§ 28–5003. Civil relief; damages.
(a)(1) Any person or entity who receives an electronic mail message that violates a provision of this chapter, whose equipment is used in the transmission or receipt of such a message, or whose property or person is otherwise injured by reason of a violation of a provision of this chapter may seek recovery for any damages sustained and the costs of suit. For the purposes of this section, damages shall include the loss of profits.
(2) In addition to the relief provided in subsection (a) of this section, a person, other than an electronic mail service provider, shall also recover attorneys’ fees and costs, and may recover, in addition to actual damages, liquidated damages of $500 for each commercial electronic mail message transmitted in violation of this chapter or $50,000 per day, whichever is less.
(3) In addition to the relief provided in subsection (a) of this section, an electronic mail service provider may also recover attorneys’ fees and costs, and may elect, in addition to actual damages, to recover liquidated damages of $100 for each commercial electronic mail message transmitted in violation of this chapter or $500,000 per day, whichever is less.
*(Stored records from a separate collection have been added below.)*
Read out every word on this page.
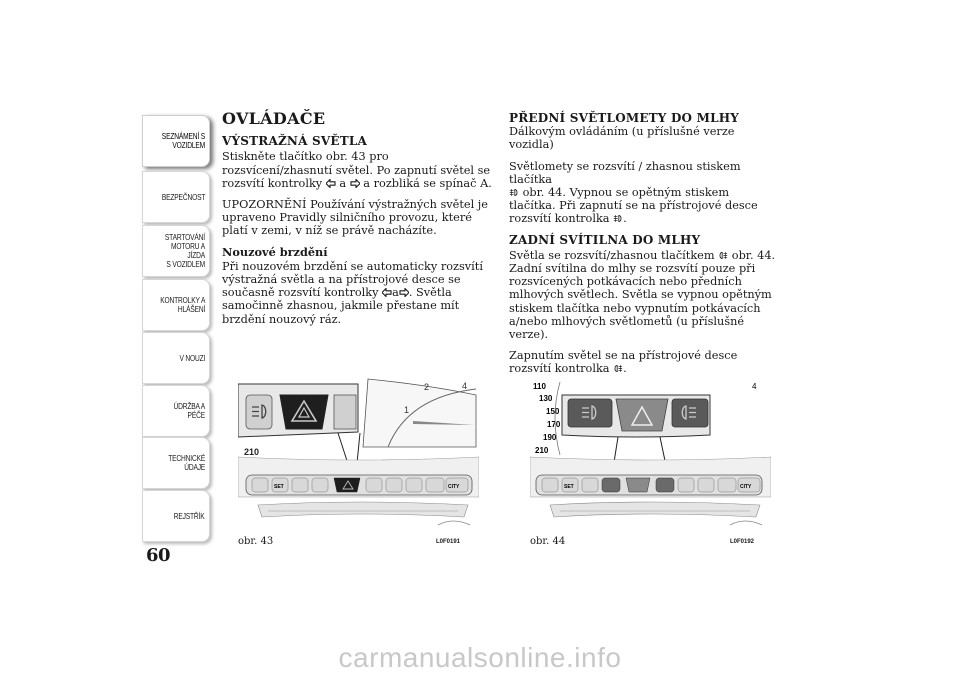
SEZNÁMENÍ S
VOZIDLEM
BEZPEČNOST
STARTOVÁNÍ
MOTORU A JÍZDA
S VOZIDLEM
KONTROLKY A
HLÁŠENÍ
V NOUZI
ÚDRŽBA A PÉČE
TECHNICKÉ
ÚDAJE
REJSTŘÍK
60
OVLÁDAČE
VÝSTRAŽNÁ SVĚTLA

Stiskněte tlačítko obr. 43 pro rozsvícení/zhasnutí světel. Po zapnutí světel se rozsvítí kontrolky  a  a rozbliká se spínač A.

UPOZORNĚNÍ Používání výstražných světel je upraveno Pravidly silničního provozu, které platí v zemi, v níž se právě nacházíte.

Nouzové brzdění

Při nouzovém brzdění se automaticky rozsvítí výstražná světla a na přístrojové desce se současně rozsvítí kontrolky a . Světla samočinně zhasnou, jakmile přestane mít brzdění nouzový ráz.

PŘEDNÍ SVĚTLOMETY DO MLHY

Dálkovým ovládáním (u příslušné verze vozidla)

Světlomety se rozsvítí / zhasnou stiskem tlačítka
obr. 44. Vypnou se opětným stiskem tlačítka. Při zapnutí se na přístrojové desce rozsvítí kontrolka .

ZADNÍ SVÍTILNA DO MLHY

Světla se rozsvítí/zhasnou tlačítkem  obr. 44. Zadní svítilna do mlhy se rozsvítí pouze při rozsvícených potkávacích nebo předních mlhových světlech. Světla se vypnou opětným stiskem tlačítka nebo vypnutím potkávacích a/nebo mlhových světlometů (u příslušné verze).

Zapnutím světel se na přístrojové desce rozsvítí kontrolka .

2	4
1
210
SET	CITY
obr. 43	L0F0191
110
130
150
170
190
210
4
SET	CITY
obr. 44	L0F0192
carmanualsonline.info
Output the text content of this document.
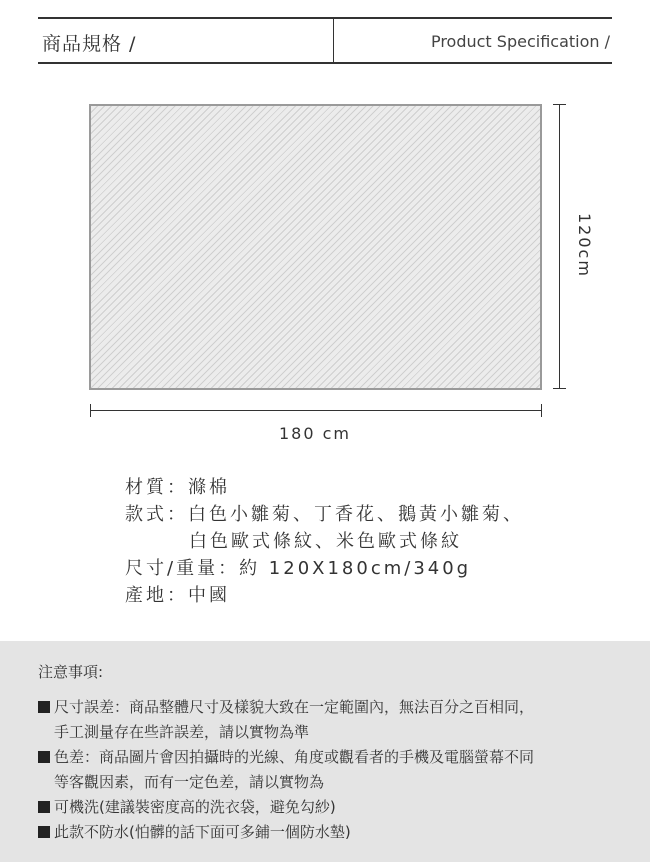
商品規格 /	Product Specification /
120cm
180 cm
材質：滌棉
款式：白色小雛菊、丁香花、鵝黃小雛菊、
白色歐式條紋、米色歐式條紋
尺寸/重量：約 120X180cm/340g
產地：中國
注意事項:
尺寸誤差：商品整體尺寸及樣貌大致在一定範圍內，無法百分之百相同，
手工測量存在些許誤差，請以實物為準
色差：商品圖片會因拍攝時的光線、角度或觀看者的手機及電腦螢幕不同
等客觀因素，而有一定色差，請以實物為
可機洗(建議裝密度高的洗衣袋，避免勾紗)
此款不防水(怕髒的話下面可多鋪一個防水墊)
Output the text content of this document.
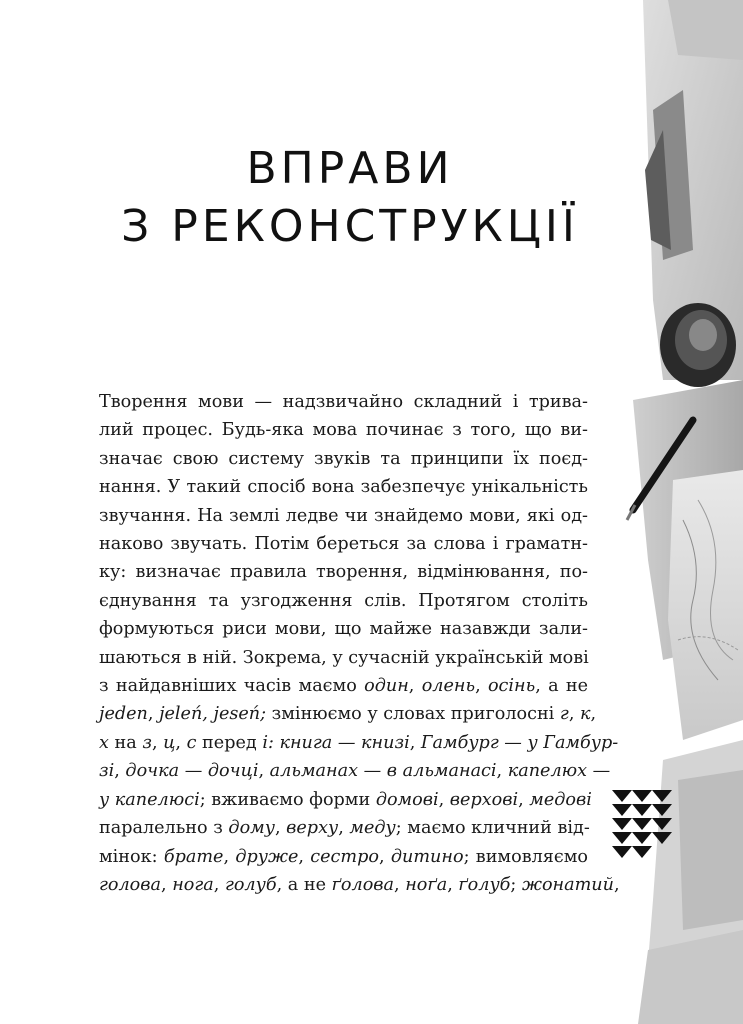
ВПРАВИ
З РЕКОНСТРУКЦІЇ
Творення мови — надзвичайно складний і трива-
лий процес. Будь-яка мова починає з того, що ви-
значає свою систему звуків та принципи їх поєд-
нання. У такий спосіб вона забезпечує унікальність
звучання. На землі ледве чи знайдемо мови, які од-
наково звучать. Потім береться за слова і граматн-
ку: визначає правила творення, відмінювання, по-
єднування та узгодження слів. Протягом століть
формуються риси мови, що майже назавжди зали-
шаються в ній. Зокрема, у сучасній українській мові
з найдавніших часів маємо один, олень, осінь, а не
jeden, jeleń, jeseń; змінюємо у словах приголосні г, к,
х на з, ц, с перед і: книга — книзі, Гамбург — у Гамбур-
зі, дочка — дочці, альманах — в альманасі, капелюх —
у капелюсі; вживаємо форми домові, верхові, медові
паралельно з дому, верху, меду; маємо кличний від-
мінок: брате, друже, сестро, дитино; вимовляємо
голова, нога, голуб, а не ґолова, ноґа, ґолуб; жонатий,
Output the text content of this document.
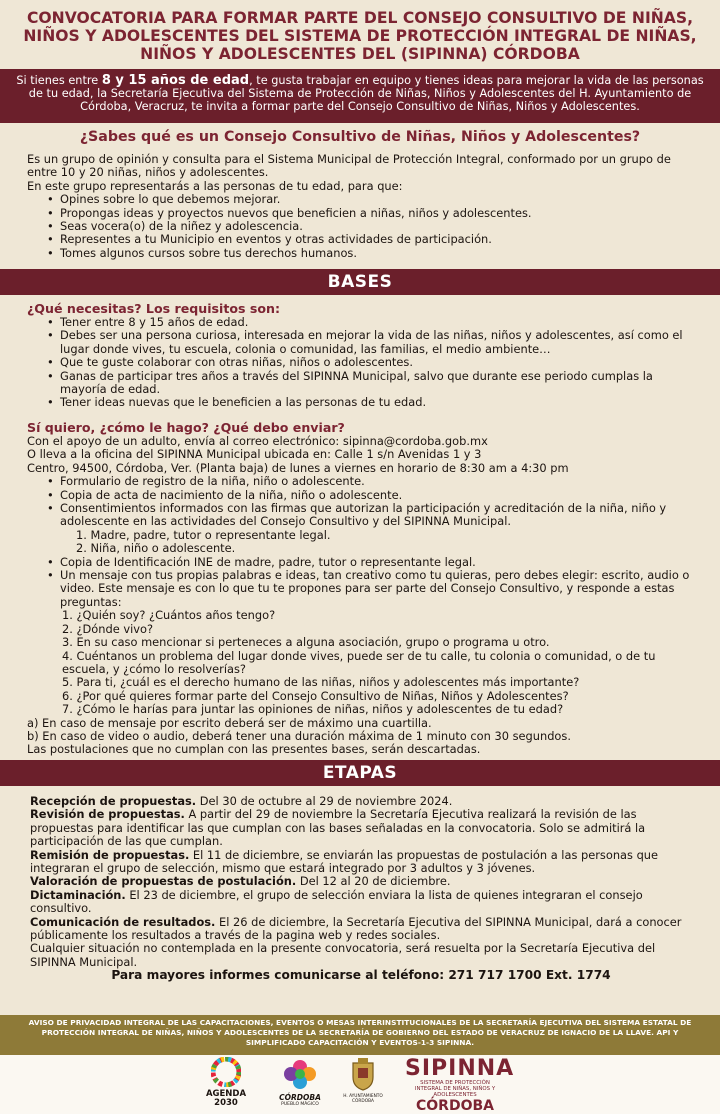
CONVOCATORIA PARA FORMAR PARTE DEL CONSEJO CONSULTIVO DE NIÑAS, NIÑOS Y ADOLESCENTES DEL SISTEMA DE PROTECCIÓN INTEGRAL DE NIÑAS, NIÑOS Y ADOLESCENTES DEL (SIPINNA) CÓRDOBA
Si tienes entre 8 y 15 años de edad, te gusta trabajar en equipo y tienes ideas para mejorar la vida de las personas de tu edad, la Secretaría Ejecutiva del Sistema de Protección de Niñas, Niños y Adolescentes del H. Ayuntamiento de Córdoba, Veracruz, te invita a formar parte del Consejo Consultivo de Niñas, Niños y Adolescentes.
¿Sabes qué es un Consejo Consultivo de Niñas, Niños y Adolescentes?

Es un grupo de opinión y consulta para el Sistema Municipal de Protección Integral, conformado por un grupo de entre 10 y 20 niñas, niños y adolescentes.

En este grupo representarás a las personas de tu edad, para que:

• Opines sobre lo que debemos mejorar.
• Propongas ideas y proyectos nuevos que beneficien a niñas, niños y adolescentes.
• Seas vocera(o) de la niñez y adolescencia.
• Representes a tu Municipio en eventos y otras actividades de participación.
• Tomes algunos cursos sobre tus derechos humanos.
BASES
¿Qué necesitas? Los requisitos son:
• Tener entre 8 y 15 años de edad.
• Debes ser una persona curiosa, interesada en mejorar la vida de las niñas, niños y adolescentes, así como el lugar donde vives, tu escuela, colonia o comunidad, las familias, el medio ambiente…
• Que te guste colaborar con otras niñas, niños o adolescentes.
• Ganas de participar tres años a través del SIPINNA Municipal, salvo que durante ese periodo cumplas la mayoría de edad.
• Tener ideas nuevas que le beneficien a las personas de tu edad.
Sí quiero, ¿cómo le hago? ¿Qué debo enviar?

Con el apoyo de un adulto, envía al correo electrónico: sipinna@cordoba.gob.mx

O lleva a la oficina del SIPINNA Municipal ubicada en: Calle 1 s/n Avenidas 1 y 3

Centro, 94500, Córdoba, Ver. (Planta baja) de lunes a viernes en horario de 8:30 am a 4:30 pm

• Formulario de registro de la niña, niño o adolescente.
• Copia de acta de nacimiento de la niña, niño o adolescente.
• Consentimientos informados con las firmas que autorizan la participación y acreditación de la niña, niño y adolescente en las actividades del Consejo Consultivo y del SIPINNA Municipal.
1. Madre, padre, tutor o representante legal.
2. Niña, niño o adolescente.
• Copia de Identificación INE de madre, padre, tutor o representante legal.
• Un mensaje con tus propias palabras e ideas, tan creativo como tu quieras, pero debes elegir: escrito, audio o video. Este mensaje es con lo que tu te propones para ser parte del Consejo Consultivo, y responde a estas preguntas:
1. ¿Quién soy? ¿Cuántos años tengo?
2. ¿Dónde vivo?
3. En su caso mencionar si perteneces a alguna asociación, grupo o programa u otro.
4. Cuéntanos un problema del lugar donde vives, puede ser de tu calle, tu colonia o comunidad, o de tu escuela, y ¿cómo lo resolverías?
5. Para ti, ¿cuál es el derecho humano de las niñas, niños y adolescentes más importante?
6. ¿Por qué quieres formar parte del Consejo Consultivo de Niñas, Niños y Adolescentes?
7. ¿Cómo le harías para juntar las opiniones de niñas, niños y adolescentes de tu edad?

a) En caso de mensaje por escrito deberá ser de máximo una cuartilla.

b) En caso de video o audio, deberá tener una duración máxima de 1 minuto con 30 segundos.

Las postulaciones que no cumplan con las presentes bases, serán descartadas.

ETAPAS

Recepción de propuestas. Del 30 de octubre al 29 de noviembre 2024.

Revisión de propuestas. A partir del 29 de noviembre la Secretaría Ejecutiva realizará la revisión de las propuestas para identificar las que cumplan con las bases señaladas en la convocatoria. Solo se admitirá la participación de las que cumplan.

Remisión de propuestas. El 11 de diciembre, se enviarán las propuestas de postulación a las personas que integraran el grupo de selección, mismo que estará integrado por 3 adultos y 3 jóvenes.

Valoración de propuestas de postulación. Del 12 al 20 de diciembre.

Dictaminación. El 23 de diciembre, el grupo de selección enviara la lista de quienes integraran el consejo consultivo.

Comunicación de resultados. El 26 de diciembre, la Secretaría Ejecutiva del SIPINNA Municipal, dará a conocer públicamente los resultados a través de la pagina web y redes sociales.

Cualquier situación no contemplada en la presente convocatoria, será resuelta por la Secretaría Ejecutiva del SIPINNA Municipal.

Para mayores informes comunicarse al teléfono: 271 717 1700 Ext. 1774

AVISO DE PRIVACIDAD INTEGRAL DE LAS CAPACITACIONES, EVENTOS O MESAS INTERINSTITUCIONALES DE LA SECRETARÍA EJECUTIVA DEL SISTEMA ESTATAL DE PROTECCIÓN INTEGRAL DE NIÑAS, NIÑOS Y ADOLESCENTES DE LA SECRETARÍA DE GOBIERNO DEL ESTADO DE VERACRUZ DE IGNACIO DE LA LLAVE. API Y SIMPLIFICADO CAPACITACIÓN Y EVENTOS-1-3 SIPINNA.
AGENDA
2030
CÓRDOBA
PUEBLO MÁGICO
H. AYUNTAMIENTO CÓRDOBA
SIPINNA
SISTEMA DE PROTECCIÓN INTEGRAL DE NIÑAS, NIÑOS Y ADOLESCENTES
CÓRDOBA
(b) At the request of any party to an action brought pursuant to this section, the court may, in its discretion, conduct all legal proceedings in such a way as to protect the secrecy and security of the computer, computer network, computer data, computer program, and computer software involved to prevent possible recurrence of the same or similar act by another person and to protect any trade secrets of any party.
(c) Nothing in this chapter shall be construed to:
(1) Require a provider of Internet access service to block, transmit, route, relay, handle, or store certain types of electronic mail messages;
(2) Prevent or limit, in any way, a provider of Internet access service from adopting a policy regarding commercial or other electronic mail, including a policy of declining to transmit certain types of electronic mail messages, or from enforcing such policy through technical means, through contract, or pursuant to any remedy available under any other provision of federal or District law; or
(3) Render lawful any such policy that is unlawful under any other provision of law.
(d) The Attorney General of the District of Columbia may enforce the provisions of this chapter pursuant to authority granted in § 28-3909.